The engine is not idling properly once it gets warmed up. the revs stay around 600, but doesnt stay constant. A bigger problem is that while driving, if I am coming to a stop, I press the clutch, the revs fall really low (well below 500), and the car almost shuts off. It has actually shut off a few times this way.

I cant really figure out what the problem is. The car accelerates fine, no wierd vibrations/noise from the engine either.
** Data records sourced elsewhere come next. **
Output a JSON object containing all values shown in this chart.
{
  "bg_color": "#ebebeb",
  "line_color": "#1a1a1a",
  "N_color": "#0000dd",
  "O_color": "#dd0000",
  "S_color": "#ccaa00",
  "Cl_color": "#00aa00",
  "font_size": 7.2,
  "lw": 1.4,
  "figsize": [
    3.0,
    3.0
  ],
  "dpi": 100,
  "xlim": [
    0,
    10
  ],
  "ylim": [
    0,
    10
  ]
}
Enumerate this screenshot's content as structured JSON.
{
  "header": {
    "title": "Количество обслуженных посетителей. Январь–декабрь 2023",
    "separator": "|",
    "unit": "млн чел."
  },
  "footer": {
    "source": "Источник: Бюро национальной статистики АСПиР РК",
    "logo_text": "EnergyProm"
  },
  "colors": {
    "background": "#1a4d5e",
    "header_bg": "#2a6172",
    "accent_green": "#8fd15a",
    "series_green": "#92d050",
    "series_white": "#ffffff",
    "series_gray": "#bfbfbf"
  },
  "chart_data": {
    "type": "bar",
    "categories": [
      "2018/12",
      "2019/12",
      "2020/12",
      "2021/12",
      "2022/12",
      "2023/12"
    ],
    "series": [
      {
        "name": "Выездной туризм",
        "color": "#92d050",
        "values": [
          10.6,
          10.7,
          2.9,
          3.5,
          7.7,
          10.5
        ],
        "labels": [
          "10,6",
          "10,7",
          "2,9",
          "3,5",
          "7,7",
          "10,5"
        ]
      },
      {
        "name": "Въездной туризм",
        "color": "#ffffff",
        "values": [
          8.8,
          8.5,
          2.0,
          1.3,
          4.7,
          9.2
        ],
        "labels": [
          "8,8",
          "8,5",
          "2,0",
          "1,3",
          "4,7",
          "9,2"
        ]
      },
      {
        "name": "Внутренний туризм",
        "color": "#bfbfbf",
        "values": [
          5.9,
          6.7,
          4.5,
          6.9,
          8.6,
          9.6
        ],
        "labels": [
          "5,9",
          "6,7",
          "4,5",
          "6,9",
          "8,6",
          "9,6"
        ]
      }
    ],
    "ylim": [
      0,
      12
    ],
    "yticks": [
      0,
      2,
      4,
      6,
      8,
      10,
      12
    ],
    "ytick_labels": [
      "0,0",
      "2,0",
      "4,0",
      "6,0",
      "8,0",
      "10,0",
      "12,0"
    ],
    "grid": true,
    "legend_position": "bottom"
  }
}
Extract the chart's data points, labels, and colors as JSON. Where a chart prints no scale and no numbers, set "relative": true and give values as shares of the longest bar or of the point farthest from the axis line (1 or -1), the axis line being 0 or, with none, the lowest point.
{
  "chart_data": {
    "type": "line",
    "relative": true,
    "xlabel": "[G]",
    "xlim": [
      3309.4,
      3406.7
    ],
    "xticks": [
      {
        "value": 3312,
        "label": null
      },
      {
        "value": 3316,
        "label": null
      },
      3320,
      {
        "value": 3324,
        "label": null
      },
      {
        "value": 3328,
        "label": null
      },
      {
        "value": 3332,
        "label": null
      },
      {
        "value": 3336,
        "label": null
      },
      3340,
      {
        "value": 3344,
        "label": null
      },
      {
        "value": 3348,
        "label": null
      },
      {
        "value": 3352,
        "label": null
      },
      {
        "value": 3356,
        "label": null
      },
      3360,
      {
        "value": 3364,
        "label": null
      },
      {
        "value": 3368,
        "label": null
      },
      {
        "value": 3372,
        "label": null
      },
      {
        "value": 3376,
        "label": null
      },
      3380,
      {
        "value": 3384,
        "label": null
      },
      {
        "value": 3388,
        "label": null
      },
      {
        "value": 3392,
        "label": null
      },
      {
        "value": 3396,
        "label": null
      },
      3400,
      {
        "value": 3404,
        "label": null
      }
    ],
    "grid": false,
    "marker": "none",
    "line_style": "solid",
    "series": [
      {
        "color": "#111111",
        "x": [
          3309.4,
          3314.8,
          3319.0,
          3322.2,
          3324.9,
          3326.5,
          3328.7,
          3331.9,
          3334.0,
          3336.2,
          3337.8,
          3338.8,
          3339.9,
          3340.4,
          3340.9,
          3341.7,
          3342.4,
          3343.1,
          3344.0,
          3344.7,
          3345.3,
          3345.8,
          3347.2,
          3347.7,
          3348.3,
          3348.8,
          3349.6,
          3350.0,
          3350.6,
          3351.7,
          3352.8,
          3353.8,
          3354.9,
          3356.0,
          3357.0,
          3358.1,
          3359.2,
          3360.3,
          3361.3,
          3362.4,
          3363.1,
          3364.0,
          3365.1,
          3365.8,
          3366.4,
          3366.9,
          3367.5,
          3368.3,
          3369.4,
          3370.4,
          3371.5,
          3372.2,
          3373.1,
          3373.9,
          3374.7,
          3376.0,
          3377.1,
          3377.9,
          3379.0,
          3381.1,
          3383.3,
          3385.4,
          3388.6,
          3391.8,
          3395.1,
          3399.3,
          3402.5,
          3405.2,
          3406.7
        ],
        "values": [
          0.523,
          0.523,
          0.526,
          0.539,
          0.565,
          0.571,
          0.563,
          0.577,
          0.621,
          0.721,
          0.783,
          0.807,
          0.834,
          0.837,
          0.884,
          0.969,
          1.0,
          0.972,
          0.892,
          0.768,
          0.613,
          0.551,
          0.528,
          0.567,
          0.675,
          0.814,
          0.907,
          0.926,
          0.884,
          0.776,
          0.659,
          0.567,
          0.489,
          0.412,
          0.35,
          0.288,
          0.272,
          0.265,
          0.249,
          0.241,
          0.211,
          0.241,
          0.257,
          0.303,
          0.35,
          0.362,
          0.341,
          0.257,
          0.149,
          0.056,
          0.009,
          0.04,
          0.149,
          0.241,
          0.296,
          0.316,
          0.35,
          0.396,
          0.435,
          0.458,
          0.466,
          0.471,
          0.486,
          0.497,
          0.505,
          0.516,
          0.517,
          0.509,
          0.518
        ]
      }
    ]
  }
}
I was going to take it to a mechanic, but I thought I would ask for some help here first.


----------



## JNCoRacer (Apr 18, 2003)

Is your check engine light on?


----------



## Lacky73 (Feb 24, 2010)

i'm gonna give ya an example of something that happened with my celica...my distributor cap was bad so it leaked in water whenever it could and it would be rough idling and sometimes stall. it even happened when it didn't even rain. but i replaced the cap and the rotor just to be safe and it never happened again....i'd also check your injectors and spark plugs...but try the cap and rotor and see how it goes...wouldnt hurt to replace them they shouldn't be to pricey


----------



## JNCoRacer (Apr 18, 2003)

5th generation Maxima's dont have distributors.


----------



## Lacky73 (Feb 24, 2010)

JNCoRacer said:


> 5th generation Maxima's dont have distributors.


wow, i officially feel like a dumbass:balls:


----------



## Lady Mechanic (May 12, 2010)

If your check engine light is on, take it to Autozone or somewhere they can put it on the engine analyzer. They can give you the probable causes. I've dealt with the same issues on my 2000 Nissan for years now. What works? Clean the throttle body, check for vacuum leaks. If that doesn't make it idle properly, it could be your idle air control valve. That's a $200+ part, but it may fix your problem. Other possible causes, are a bad oxygen sensor, or mass air flow valve. Cleaning the throttle body and replacing some gaskets worked for me for awhile. Currently replacing the idle air control valve on it now. Once that is done and the computer is reprogrammed, hopefully it won't die on me anymore. Good luck!


----------